À Montpellier, Attac et CGT ont retrouvé l’argent magique de l’Hôpital
Le troisième “mardi de la colère”, sur le giratoire de Lapeyronie, a instruit le procès de la privatisation des services du soin. Transformera-t-on l’essai pour la journée nationale de grève et d’action mardi 16 juin ?
« Il n’y a pas d’argent magique » répondait Emmanuel Macron à des infirmières qui lui adressaient leurs récriminations lors d’une récente visite sur le terrain. Faux, « on a la volonté politique de le trouver et le répartir, ou pas » répondait l’oratrice d’ATTAC, pour le troisième “mardi de la colère” des agents hospitaliers sur le grand rond-point d’entrée de l’hôpital Lapeyronie ce 9 juin à midi. Sa démonstration insistait sur le cas de Sanofi, bien connu à Montpellier.
Sanofi, qui a versé quatre milliards de dividendes à ses actionnaires : la santé est un filon extrêmement rentable pour l’affairisme capitaliste. Sanofi à qui les pouvoirs publics ont accordé cent cinquante millions d’euros de nos impôts en Crédit Emploi Recherche. Sanofi qui a répondu à cette aide à l’emploi et à la recherche en réduisant de près de moitié le nombre de ses chercheurs (passé de six mille trois cent à trois mille huit cent). Sanofi qui obtient imperturbablement l’autorisation d’augmenter le prix de vente public de l’insuline, grevant le budget de la sécurité sociale, pour une molécule tombée dans le domaine public et ne nécessitant plus le moindre investissement.
Et pendant qu’on habille Sanofi, citadelle du business de la santé, on déshabille l’hôpital public, tel que l’a décrit, par une foule d’exemples, Rémy Ruiz responsable CGT du CHU, Centre hospitalier universitaire, de Montpellier. Car ce “mardi de la santé” voyait se constituer cet attelage peu habituel entre le syndicat CGT, et l’organisation d’experts militants altermondialistes ATTAC. Plutôt déterminée nationalement qu’effectivement vécue en local, cette alliance prolonge l’esprit convergent d’appels du genre “Plus jamais ça”, où l’on voit des associations, syndicats, ONG, individus, formations politiques, s’entendre dans la promotion d’« un monde d’après qui ne soit pas celui d’avant ».
Le syndicaliste a traité de « mascarade » le “Ségur de la santé”, cette grand messe orchestrée par le gouvernement, où trois cents participants devraient conjurer les astreintes techniques de la visio-conférence. Parmi eux une bonne moitié de médecins, un bon nombre d’administrateurs hospitaliers, toute une série de « propriétaires d’entreprises privées » du monde du soin ; toutes proportions qui marquent « notre spoliation de ne pouvoir décider de ce qui doit être fait des moyens financiers alloués à la santé, moyens qui ne sont rien d’autre qu’une collecte de fruits du travail de tous, mis au pot commun du système de soins ».

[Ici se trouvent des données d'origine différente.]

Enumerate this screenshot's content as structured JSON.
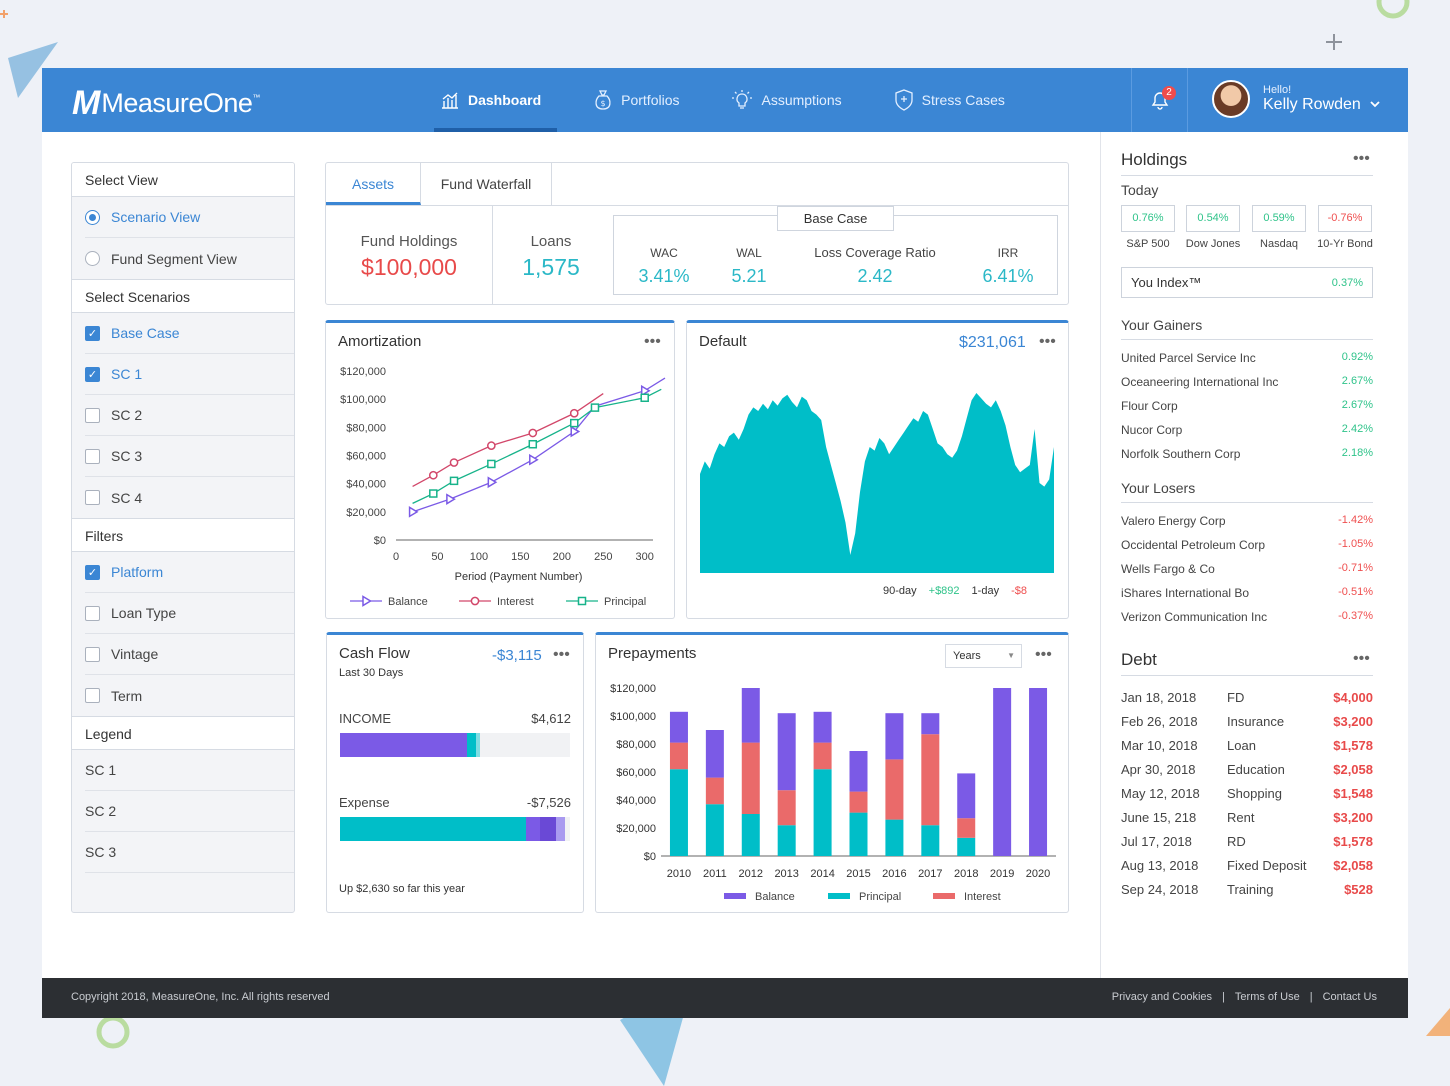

Dans le système en cours, « les soignants sont mis en concurrence les uns avec les autres » (cf. l’attribution des primes COVID à partir d’un barème au nombre de morts), « les services sont mis en concurrence les uns contre les autres », et « les hôpitaux de Nîmes contre celui de Montpellier, qui doit se battre avec celui de Toulouse ! », toutes évaluations « sur la base de tableaux Excel conçus à huit cents kilomètres, quand ça devrait être aux soignants, aux soignés, d’effectuer les bons choix, parce que ce sont ceux qui savent et qui pratiquent ».
Cent vingt personnes s’étaient réunies sur le grand giratoire d’entrée de l’hôpital Lapeyronie, pour écouter ces discours. Parmi eux : un tiers de blouses blanches, et au moins moitié d’usagers de fibre gilet jaune (toutefois sans la tenue). Le coup de collier sera énorme, pour qui voudrait faire du quatrième et dernier “mardi” du genre, le 16 juin, « une grande démonstration de force, journée nationale d’action » avec, cette fois, appel à la grève. En revanche, c’est par timidité sécuritaire, au risque d’une discrétion dommageable, que le rassemblement restera confiné dans le périmètre géographique hospitalier, excentré (rassemblement à 10h à Saint-Eloi, enchaînant ensuite sur Gui de Chauliac, puis La Colombière/Balmes, Lapeyronie, enfin pour conclure à midi à Arnaud De Villeneuve).
Dans l’attente, les manifestants de ce 9 juin, ont semé des graines dans la terre du giratoire d’un jour : « Ce sont les graines du vivant, les graines d’un nouveau monde hospitalier que nous souhaitons voir grandir. Nous avons préféré ce symbole à la lourdeur d’une première pierre ».